Differential Revision: https://reviews.llvm.org/D23931

git-svn-id: https://llvm.org/svn/llvm-project/llvm/trunk@280888 91177308-0d34-0410-b5e6-96231b3b80d8

include/llvm/CodeGen/AsmPrinter.h

@@ -187,6 +187,34 @@ class AsmPrinter : public MachineFunctionPass {
 
   MCSymbol *getSymbol(const GlobalValue *GV) const;
 
+  //===------------------------------------------------------------------===//
+  // XRay instrumentation implementation.
+  //===------------------------------------------------------------------===//
+public:
+  // This describes the kind of sled we're storing in the XRay table.
+  enum class SledKind : uint8_t {
+    FUNCTION_ENTER = 0,
+    FUNCTION_EXIT = 1,
+    TAIL_CALL = 2,
+  };
+
+  // The table will contain these structs that point to the sled, the function
+  // containing the sled, and what kind of sled (and whether they should always
+  // be instrumented).
+  struct XRayFunctionEntry {
+    const MCSymbol *Sled;
+    const MCSymbol *Function;
+    SledKind Kind;
+    bool AlwaysInstrument;
+    const class Function *Fn;
+  };
+
+  // All the sleds to be emitted.
+  std::vector<XRayFunctionEntry> Sleds;
+
+  // Helper function to record a given XRay sled.
+  void recordSled(MCSymbol *Sled, const MachineInstr &MI, SledKind Kind);
+
   //===------------------------------------------------------------------===//
   // MachineFunctionPass Implementation.
   //===------------------------------------------------------------------===//

include/llvm/Target/Target.td

@@ -956,11 +956,19 @@ def PATCHABLE_FUNCTION_ENTER : Instruction {
 def PATCHABLE_RET : Instruction {
   let OutOperandList = (outs unknown:$dst);
   let InOperandList = (ins variable_ops);
-  let AsmString = "# XRay Function Exit.";
+  let AsmString = "# XRay Function Patchable RET.";
   let usesCustomInserter = 1;
   let hasSideEffects = 1;
   let isReturn = 1;
 }
+def PATCHABLE_FUNCTION_EXIT : Instruction {
+  let OutOperandList = (outs);
+  let InOperandList = (ins);
+  let AsmString = "# XRay Function Exit.";
+  let usesCustomInserter = 1;
+  let hasSideEffects = 0; // FIXME: is this correct?
+  let isReturn = 0; // Original return instruction will follow
+}
 def PATCHABLE_TAIL_CALL : Instruction {
   let OutOperandList = (outs unknown:$dst);
   let InOperandList = (ins variable_ops);

include/llvm/Target/TargetOpcodes.def

@@ -153,8 +153,25 @@ HANDLE_TARGET_OPCODE(PATCHABLE_FUNCTION_ENTER)
 /// Wraps a return instruction and its operands to enable adding nop sleds
 /// either before or after the return.
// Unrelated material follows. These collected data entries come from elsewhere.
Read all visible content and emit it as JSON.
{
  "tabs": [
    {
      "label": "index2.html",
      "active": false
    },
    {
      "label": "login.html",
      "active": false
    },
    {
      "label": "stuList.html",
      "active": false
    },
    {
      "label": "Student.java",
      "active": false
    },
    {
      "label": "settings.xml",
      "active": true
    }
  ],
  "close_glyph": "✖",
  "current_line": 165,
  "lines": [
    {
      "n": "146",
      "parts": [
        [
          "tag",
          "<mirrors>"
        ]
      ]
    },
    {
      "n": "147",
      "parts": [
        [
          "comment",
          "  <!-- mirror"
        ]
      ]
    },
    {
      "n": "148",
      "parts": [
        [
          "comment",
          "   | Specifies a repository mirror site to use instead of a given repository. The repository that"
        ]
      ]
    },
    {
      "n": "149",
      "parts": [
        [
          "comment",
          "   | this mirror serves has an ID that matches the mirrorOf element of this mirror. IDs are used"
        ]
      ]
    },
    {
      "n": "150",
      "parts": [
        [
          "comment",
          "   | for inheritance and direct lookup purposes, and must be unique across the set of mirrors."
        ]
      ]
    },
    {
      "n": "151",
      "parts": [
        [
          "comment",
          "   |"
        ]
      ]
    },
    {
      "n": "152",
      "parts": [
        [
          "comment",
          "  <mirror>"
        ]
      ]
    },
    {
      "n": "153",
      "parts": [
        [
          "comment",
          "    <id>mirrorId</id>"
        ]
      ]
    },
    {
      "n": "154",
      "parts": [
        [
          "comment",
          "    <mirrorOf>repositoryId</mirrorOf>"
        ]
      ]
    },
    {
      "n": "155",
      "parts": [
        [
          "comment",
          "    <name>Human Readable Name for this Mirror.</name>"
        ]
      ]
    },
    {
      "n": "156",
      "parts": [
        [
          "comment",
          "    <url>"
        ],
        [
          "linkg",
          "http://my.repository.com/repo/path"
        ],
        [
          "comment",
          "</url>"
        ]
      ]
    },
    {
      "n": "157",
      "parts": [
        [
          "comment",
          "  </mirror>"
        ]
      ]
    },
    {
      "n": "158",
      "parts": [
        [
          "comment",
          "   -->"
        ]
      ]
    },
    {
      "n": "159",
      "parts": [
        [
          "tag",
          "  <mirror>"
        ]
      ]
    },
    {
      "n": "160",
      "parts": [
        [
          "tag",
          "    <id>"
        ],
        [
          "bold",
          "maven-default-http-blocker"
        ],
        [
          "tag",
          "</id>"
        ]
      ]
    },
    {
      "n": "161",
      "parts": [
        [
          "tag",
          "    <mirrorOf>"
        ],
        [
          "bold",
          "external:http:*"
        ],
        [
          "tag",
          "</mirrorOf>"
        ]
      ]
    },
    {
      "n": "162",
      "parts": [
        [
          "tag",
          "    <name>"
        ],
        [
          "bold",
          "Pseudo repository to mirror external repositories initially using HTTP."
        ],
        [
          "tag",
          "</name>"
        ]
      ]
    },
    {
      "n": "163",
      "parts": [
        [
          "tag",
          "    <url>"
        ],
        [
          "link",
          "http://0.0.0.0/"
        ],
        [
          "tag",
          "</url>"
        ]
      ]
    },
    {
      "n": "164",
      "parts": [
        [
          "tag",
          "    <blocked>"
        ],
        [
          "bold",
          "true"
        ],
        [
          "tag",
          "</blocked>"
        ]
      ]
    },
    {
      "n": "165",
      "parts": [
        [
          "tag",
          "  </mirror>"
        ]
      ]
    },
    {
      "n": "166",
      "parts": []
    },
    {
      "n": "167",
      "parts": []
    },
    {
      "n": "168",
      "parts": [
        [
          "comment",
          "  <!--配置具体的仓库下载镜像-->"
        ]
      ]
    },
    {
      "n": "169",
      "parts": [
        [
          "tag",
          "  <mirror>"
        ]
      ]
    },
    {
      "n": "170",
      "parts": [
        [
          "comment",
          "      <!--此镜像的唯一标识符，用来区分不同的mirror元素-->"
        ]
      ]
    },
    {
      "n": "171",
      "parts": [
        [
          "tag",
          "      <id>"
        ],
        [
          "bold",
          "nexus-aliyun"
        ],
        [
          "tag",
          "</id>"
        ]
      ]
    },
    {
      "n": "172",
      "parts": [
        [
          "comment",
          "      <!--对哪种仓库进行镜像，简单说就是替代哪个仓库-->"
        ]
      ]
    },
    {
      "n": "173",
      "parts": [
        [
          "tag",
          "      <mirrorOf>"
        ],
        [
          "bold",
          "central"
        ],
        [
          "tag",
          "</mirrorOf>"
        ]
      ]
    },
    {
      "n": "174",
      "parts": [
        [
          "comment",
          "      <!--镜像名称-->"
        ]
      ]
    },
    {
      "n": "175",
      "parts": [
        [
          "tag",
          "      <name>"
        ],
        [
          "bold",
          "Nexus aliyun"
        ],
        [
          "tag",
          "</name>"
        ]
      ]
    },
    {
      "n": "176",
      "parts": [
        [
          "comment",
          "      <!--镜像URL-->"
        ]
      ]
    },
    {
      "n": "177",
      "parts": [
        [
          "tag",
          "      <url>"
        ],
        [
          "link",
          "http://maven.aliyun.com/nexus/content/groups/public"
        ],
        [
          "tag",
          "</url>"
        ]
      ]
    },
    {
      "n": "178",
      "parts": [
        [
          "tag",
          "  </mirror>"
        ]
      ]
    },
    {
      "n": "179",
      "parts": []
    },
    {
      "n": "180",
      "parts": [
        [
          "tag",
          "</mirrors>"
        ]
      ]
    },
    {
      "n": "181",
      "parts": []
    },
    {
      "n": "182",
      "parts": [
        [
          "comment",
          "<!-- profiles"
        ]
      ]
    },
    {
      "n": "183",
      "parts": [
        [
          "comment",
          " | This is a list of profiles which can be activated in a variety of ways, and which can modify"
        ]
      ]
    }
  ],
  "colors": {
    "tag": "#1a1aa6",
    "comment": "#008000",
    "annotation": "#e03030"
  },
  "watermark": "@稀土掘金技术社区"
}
The nop sleds are useful for inserting
 /// instrumentation instructions at runtime.
+/// The patch here replaces the return instruction.
 HANDLE_TARGET_OPCODE(PATCHABLE_RET)
 
+/// This is a marker instruction which gets translated into a nop sled, useful
+/// for inserting instrumentation instructions at runtime.
+/// The patch here prepends the return instruction.
+/// The same thing as in x86_64 is not possible for ARM because it has multiple
+/// return instructions. Furthermore, CPU allows parametrized and even
+/// conditional return instructions. In the current ARM implementation we are
+/// making use of the fact that currently LLVM doesn't seem to generate
+/// conditional return instructions.
+/// On ARM, the same instruction can be used for popping multiple registers
+/// from the stack and returning (it just pops pc register too), and LLVM
+/// generates it sometimes. So we can't insert the sled between this stack
+/// adjustment and the return without splitting the original instruction into 2
+/// instructions. So on ARM, rather than jumping into the exit trampoline, we
+/// call it, it does the tracing, preserves the stack and returns.
+HANDLE_TARGET_OPCODE(PATCHABLE_FUNCTION_EXIT)
+
 /// Wraps a tail call instruction and its operands to enable adding nop sleds
 /// either before or after the tail exit. We use this as a disambiguation from
 /// PATCHABLE_RET which specifically only works for return instructions.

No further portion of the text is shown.